VAT fraud threatens Spain revenues

The European Commission published a report according to which the Iberian region stopped receiving about € 1,806 million during 2017

Spain stopped receiving €1,806 million euros from VAT in 2017, which represents 2% of the 75,107 million it should have collected in full for that concept, according to a report published by the European Commission.

The figure is a percentage point lower than what was stopped entering in 2016, when €2,024 million were lost due to fraud, 3% of the 72,729 million that the Spanish tax authorities should have raised a year earlier.

At the time, Spain reduced the so-called “VAT gap” by ten percentage points since 2013, a year in which it amounted to 12% of the total and more than €8,100 million were lost. A year later it fell to 9% and in 2015 it fell to 4%.

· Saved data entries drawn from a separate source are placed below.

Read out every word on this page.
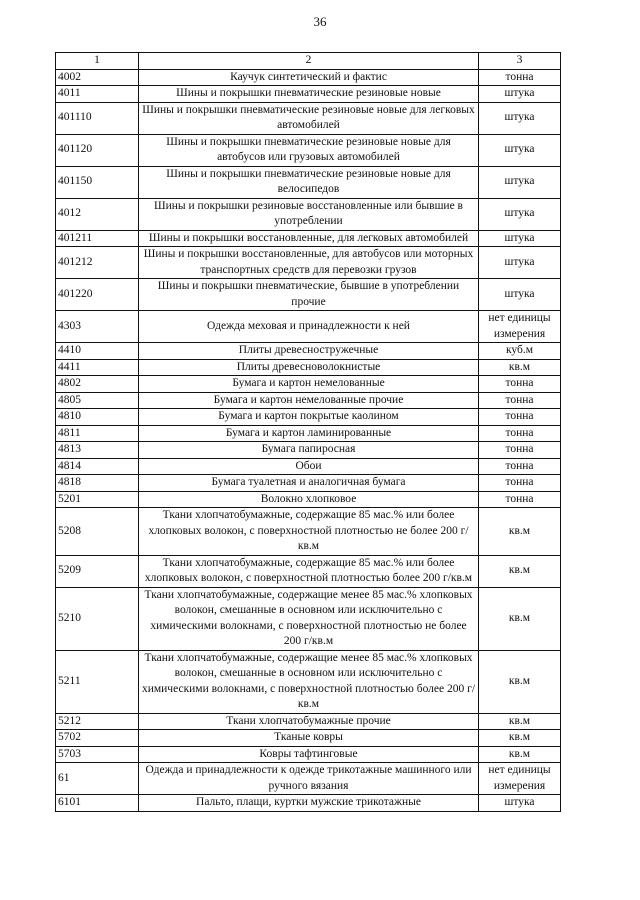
36
1	2	3
4002	Каучук синтетический и фактис	тонна
4011	Шины и покрышки пневматические резиновые новые	штука
401110	Шины и покрышки пневматические резиновые новые для легковых автомобилей	штука
401120	Шины и покрышки пневматические резиновые новые для автобусов или грузовых автомобилей	штука
401150	Шины и покрышки пневматические резиновые новые для велосипедов	штука
4012	Шины и покрышки резиновые восстановленные или бывшие в употреблении	штука
401211	Шины и покрышки восстановленные, для легковых автомобилей	штука
401212	Шины и покрышки восстановленные, для автобусов или моторных транспортных средств для перевозки грузов	штука
401220	Шины и покрышки пневматические, бывшие в употреблении прочие	штука
4303	Одежда меховая и принадлежности к ней	нет единицы измерения
4410	Плиты древесностружечные	куб.м
4411	Плиты древесноволокнистые	кв.м
4802	Бумага и картон немелованные	тонна
4805	Бумага и картон немелованные прочие	тонна
4810	Бумага и картон покрытые каолином	тонна
4811	Бумага и картон ламинированные	тонна
4813	Бумага папиросная	тонна
4814	Обои	тонна
4818	Бумага туалетная и аналогичная бумага	тонна
5201	Волокно хлопковое	тонна
5208	Ткани хлопчатобумажные, содержащие 85 мас.% или более хлопковых волокон, с поверхностной плотностью не более 200 г/кв.м	кв.м
5209	Ткани хлопчатобумажные, содержащие 85 мас.% или более хлопковых волокон, с поверхностной плотностью более 200 г/кв.м	кв.м
5210	Ткани хлопчатобумажные, содержащие менее 85 мас.% хлопковых волокон, смешанные в основном или исключительно с химическими волокнами, с поверхностной плотностью не более 200 г/кв.м	кв.м
5211	Ткани хлопчатобумажные, содержащие менее 85 мас.% хлопковых волокон, смешанные в основном или исключительно с химическими волокнами, с поверхностной плотностью более 200 г/кв.м	кв.м
5212	Ткани хлопчатобумажные прочие	кв.м
5702	Тканые ковры	кв.м
5703	Ковры тафтинговые	кв.м
61	Одежда и принадлежности к одежде трикотажные машинного или ручного вязания	нет единицы измерения
6101	Пальто, плащи, куртки мужские трикотажные	штука
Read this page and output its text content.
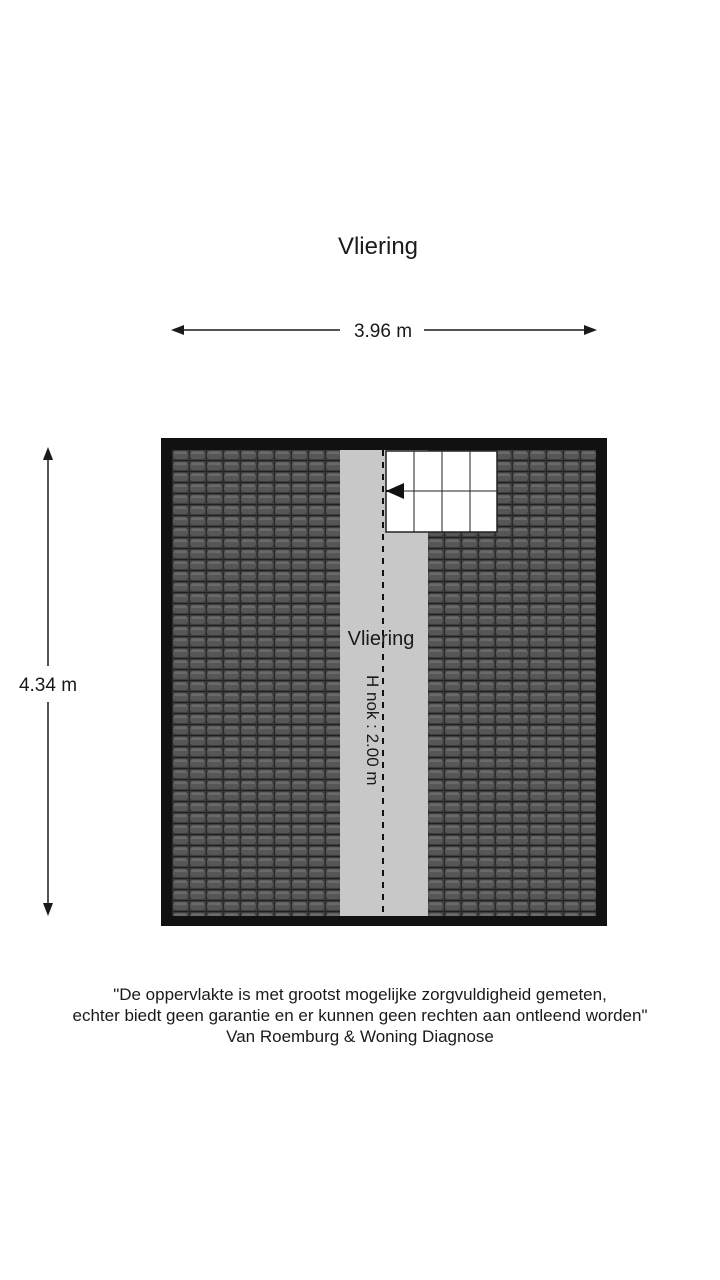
Vliering
3.96 m
4.34 m
Vliering
H nok : 2.00 m
"De oppervlakte is met grootst mogelijke zorgvuldigheid gemeten,
echter biedt geen garantie en er kunnen geen rechten aan ontleend worden"
Van Roemburg & Woning Diagnose
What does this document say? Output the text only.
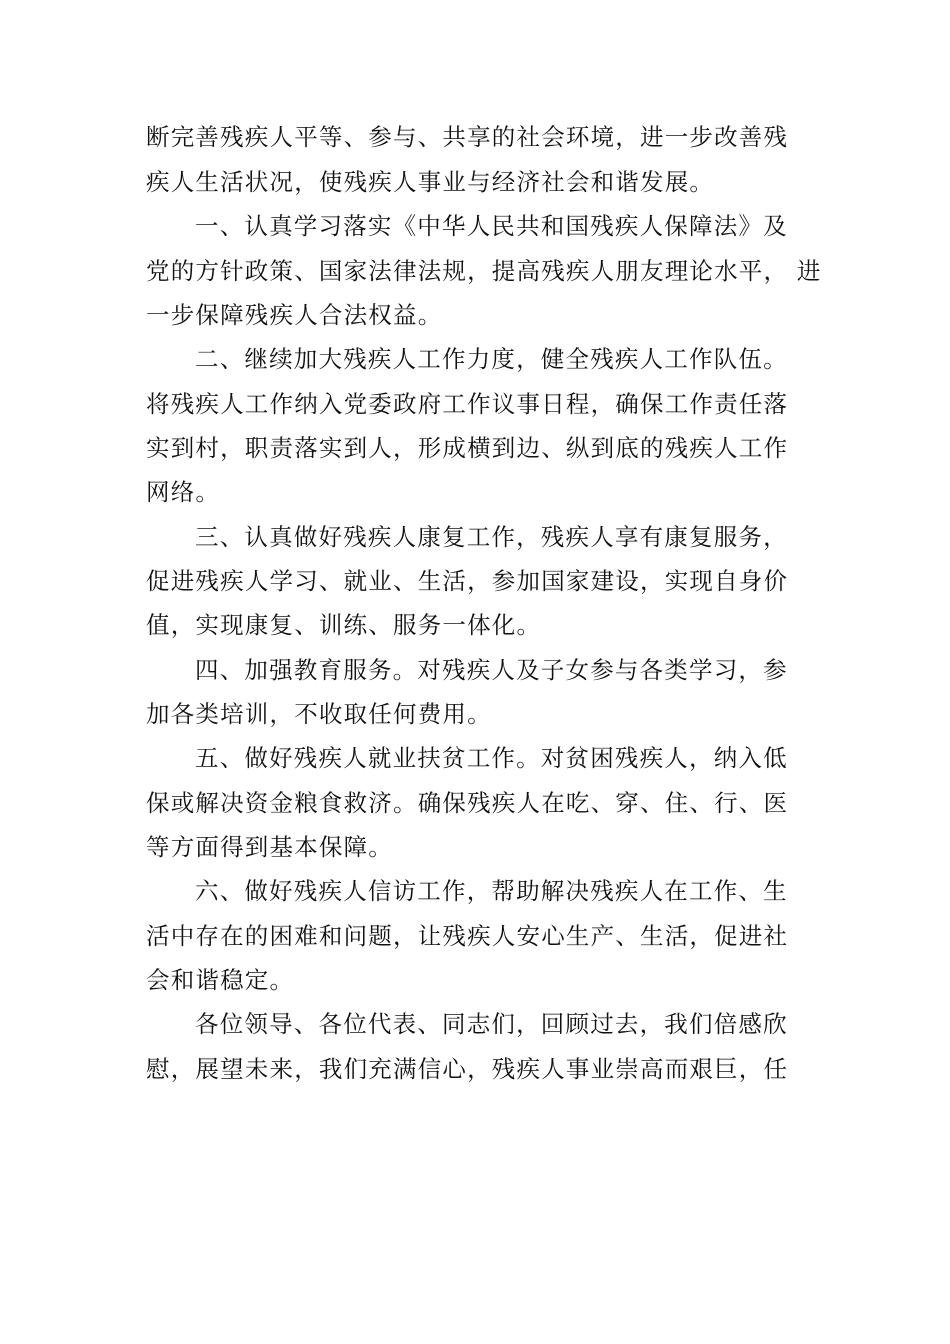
断完善残疾人平等、参与、共享的社会环境，进一步改善残
疾人生活状况，使残疾人事业与经济社会和谐发展。
一、认真学习落实《中华人民共和国残疾人保障法》及
党的方针政策、国家法律法规，提高残疾人朋友理论水平， 进
一步保障残疾人合法权益。
二、继续加大残疾人工作力度，健全残疾人工作队伍。
将残疾人工作纳入党委政府工作议事日程，确保工作责任落
实到村，职责落实到人，形成横到边、纵到底的残疾人工作
网络。
三、认真做好残疾人康复工作，残疾人享有康复服务，
促进残疾人学习、就业、生活，参加国家建设，实现自身价
值，实现康复、训练、服务一体化。
四、加强教育服务。对残疾人及子女参与各类学习，参
加各类培训，不收取任何费用。
五、做好残疾人就业扶贫工作。对贫困残疾人，纳入低
保或解决资金粮食救济。确保残疾人在吃、穿、住、行、医
等方面得到基本保障。
六、做好残疾人信访工作，帮助解决残疾人在工作、生
活中存在的困难和问题，让残疾人安心生产、生活，促进社
会和谐稳定。
各位领导、各位代表、同志们，回顾过去，我们倍感欣
慰，展望未来，我们充满信心，残疾人事业崇高而艰巨，任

Meanwhile, the European Union as a whole stopped receiving €137,500 million in 2017 for fraudulent VAT activities, a figure that represents 11.2% of the total and 8,000 million less than a year earlier.

This is the fifth year of the downward trend, but the European Commission noted that the gap “remains very high” and “once again highlights the need for global reform” of Community VAT rules and a greater cooperation between the Member States to fight fraud.

However, there are large differences in the VAT gap of the different Member States, ranging between 0.6% recorded in Cyprus and 35.5% observed in Romania. Other countries with high percentages are Greece (34%), Lithuania (25%), Italy (24%) or Slovakia (23%).